The scatterplot and the negative correlation indicate that high values on the AWS tend to be found with LOW scores on Agency.
Strength of the Correlation
The absolute value of r indicates how "strong" it is. The farther it is from 0, the stronger the pattern. In the two graphs above, one correlation has an absolute value of 0.5, the other has an absolute value of 0.8. Looking at the scatterplots, you can see that the pattern - the linear relation between the two variables - is stronger for the second one. A stronger correlation means that it is more accurate to describe the data in terms of a straight line. As the data become more spread out from that line, the correlation decreases.

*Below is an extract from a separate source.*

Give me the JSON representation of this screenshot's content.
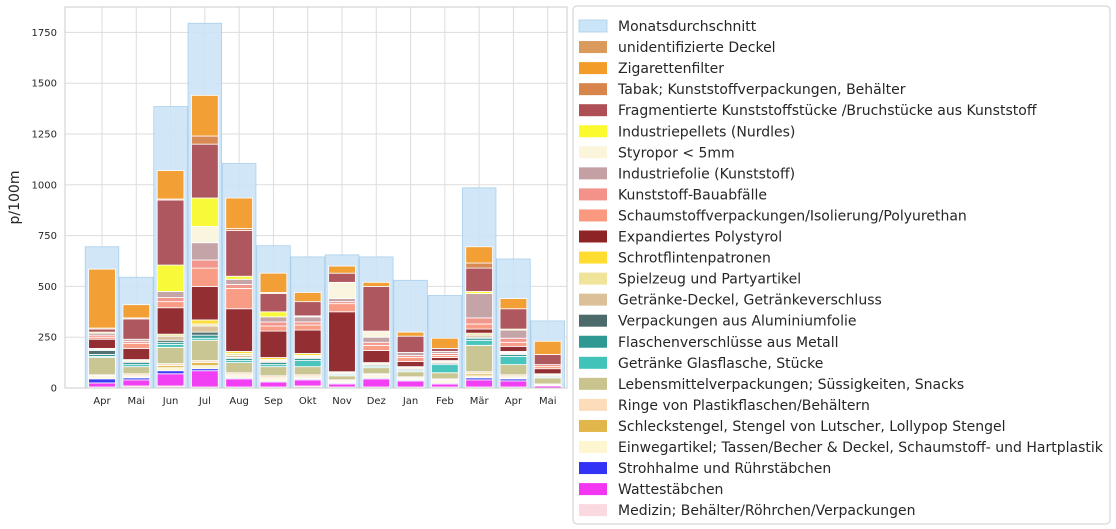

r-squared. One way to express the strength of a correlation is to square the r-value. r2 is the percentage of the variance or "information" in one variable that can be "explained" or "predicted" from the other variable, assuming a linear relation between them. If the correlation between AWS and MVIRT is r = 0.5, then r2 is 0.25, which means that 25% of the variance in people's beliefs about gender differences in moral virtue can be explained by their belief in conservative gender roles.
Curvilinear Relations
Correlation is designed to measure the linear relation between variables. A linear relation is very simple: if one variable goes up, the other goes up (positive correlation) or goes down (negative correlation). Correlation cannot detect a relation between variables that is non-linear (i.e., that cannot be described by a straight line). For example, look at the following data I made up describing the relation between the number of aspirin a person takes and the amount of relief that person feels:
As the number of aspirin taken increases from 1 to 5 aspirin, relief increases. However, after 5 aspirin, adding more aspirin doesn't increase relief; it decreases it. There is not a linear relation between aspirin and relief. Taking 9 aspirin is NOT better than taking 4 aspirin, as the graph above indicates.

The correlation between aspirin and relief in the example above is exactly r = 0. Imagine that someone asked what the relation was between aspirin and relief. If you relied only on the correlation coefficient, you might be tempted to answer, "no relation at all." But if you look at the scatterplot, you should reach a different conclusion. The lesson here is that you must always plot your data. If the data are curvilinear (not linear but curved), you should not use correlation - it will not accurately capture the pattern in the data.

So, what do you do if you detect a curvilinear relation? You can report the r-value but make sure you also state that the scatterplot indicated a curvilinear relation and attempt to describe it. In the example above, you could say that there was a generally positive correlation between number of aspirin and relief when number of aspirin increased from 0 to 5, but between 5 and 10 aspirin, the relation became negative.

What if the correlation is non-significant and there is no discernible pattern in the scatterplot? In that case, it is better to report the correlation value, identify it as non-significant, and not provide any interpretation: "The correlation between shoe size and IQ was not significant, r(28) = .13, p = .34."

Although it is beyond the scope of this course, there are ways to test for particular non-linear relations using Analysis -> Linear Model and adding polynomial terms. For example, the pattern given above is the result of a fairly common non-linear function called a quadratic, or second-order polynomial. For now, you can just describe the non-linear pattern in words.